Aliado nominal tanto de Kiev quanto de Moscou, o turco tem interesses cruzados com Putin em diversos teatros, como a guerra que patrocinou entre seu aliado Azerbaijão e a Armênia mostrou em 2020. Não só: Mediterrâneo, mar Negro, Líbia, Síria, a lista é grande.

Em uma conversa com analistas em que a Folha esteve presente, no fim de outubro, Putin fez uma deferência ao colega. "Ele é um negociador muito bom, muito duro. Sempre coloca o interesse da Turquia à frente", disse, rindo discretamente, ao ser questionado sobre o quão difícil era discutir com Erdogan.

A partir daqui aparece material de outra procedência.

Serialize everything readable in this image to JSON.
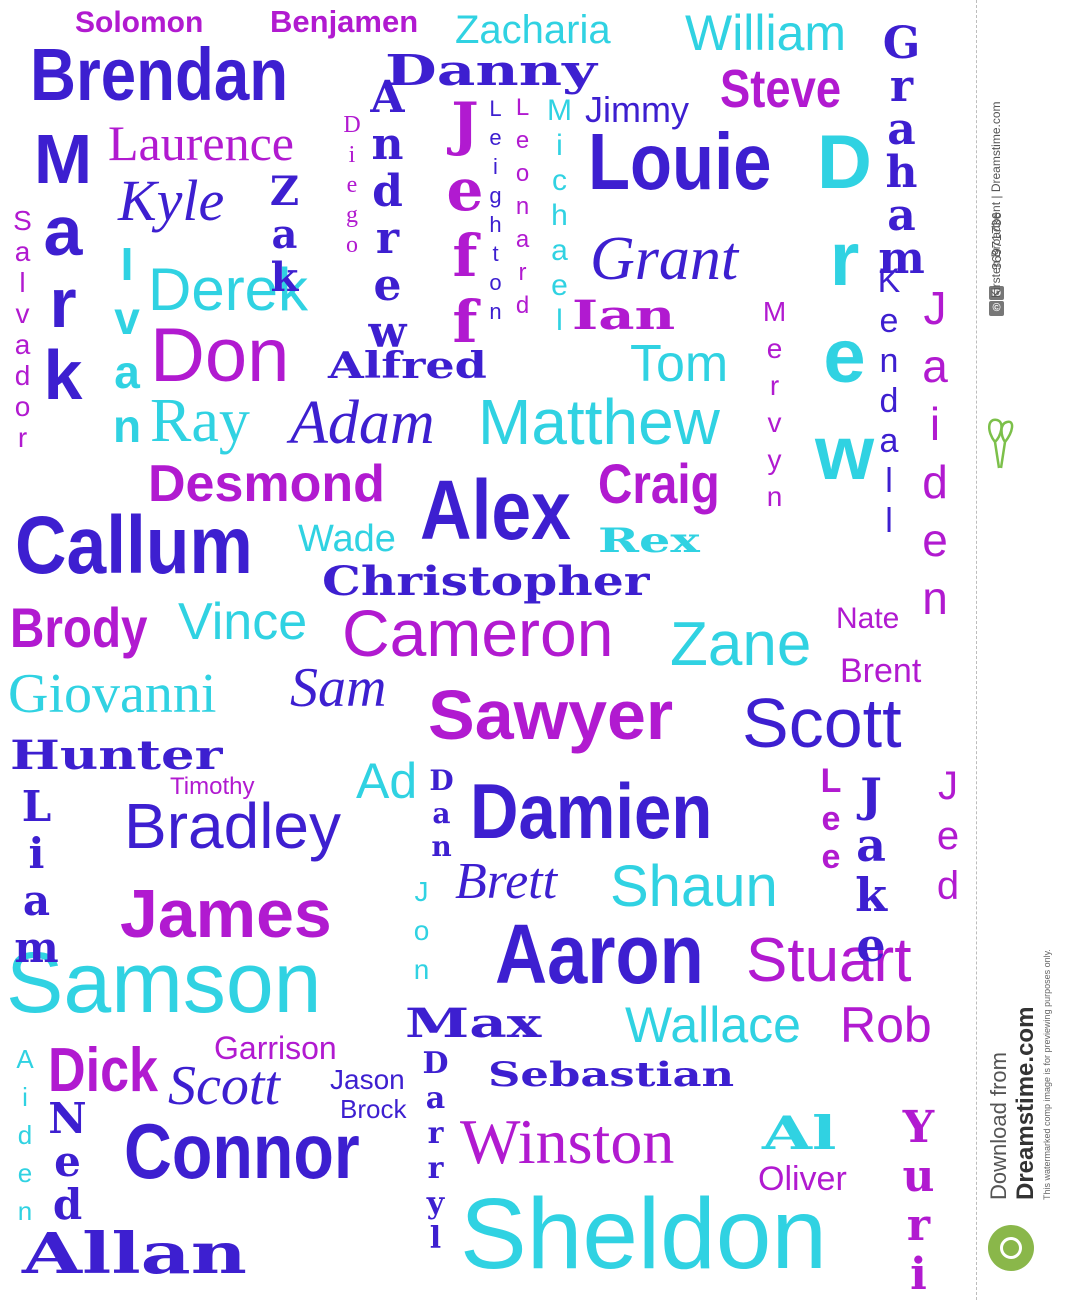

Na atual guerra, o turco tem se colocado como moderador em reuniões e ajudou a costurar o acordo para exportação de grãos ucranianos e fertilizantes russos pelo mar Negro.

E os curdos são sua maior obsessão, tanto que Ancara só apoiou a intenção da Suécia e da Finlândia de entrar na Otan para se defender da Rússia porque os europeus prometeram deportar ativistas. A operação deste domingo foi, pelo valor de face, vingança contra um atentado atribuído a curdos em Istambul.

Houve ações pontuais no Curdistão iraquiano também, mostrando a latitude da questão. Os curdos são a maior etnia sem país do mundo, espalhados pelo Oriente Médio. Na Turquia, são oposição ao governo central há décadas e classificados como terroristas.

Com a guerra civil síria, iniciada em 2011, os curdos viram a oportunidade de reforçar sua autonomia no norte do país árabe, o que conseguiram de fato no ano seguinte. Lutaram ao lado de árabes, armênios e outros na região contra principalmente o grupo terrorista Estado Islâmico. Tinham apoio americano.

Após Putin intervir em favor da ditadura de Bashar al-Assad em 2015, estabelecendo uma base aérea no país, os russos passaram a ser atores centrais no conflito. Em 2019, os EUA traíram os curdos e deixaram o norte do país, permitindo a entrada de forças turcas —que desejam subjugar a região para evitar apoio e santuário aos curdos da Turquia. Isso levou a um choque entre Ancara e Damasco, resolvido de forma bem instável por uma mediação instável até aqui entre turcos e russos.

A fraqueza momentânea dos russos vem também da mudança discreta no apoio que recebem de seu maior aliado, a China de Xi Jinping. O dirigente acaba de se encontrar com Biden, e ambos prometeram retomar laços que estavam praticamente rompidos após a visita da presidente da Câmara dos Representantes dos EUA, a democrata Nancy Pelosi, a Taiwan em agosto.

Nesta terça, houve o primeiro encontro entre os chefes da Defesa das duas potências em meses. O americano Lloyd Austin e o chinês Wei Fenghe discutiram laços bilaterais na cidade cambojana de Siem Reap, onde ocorre uma reunião de ministros da área.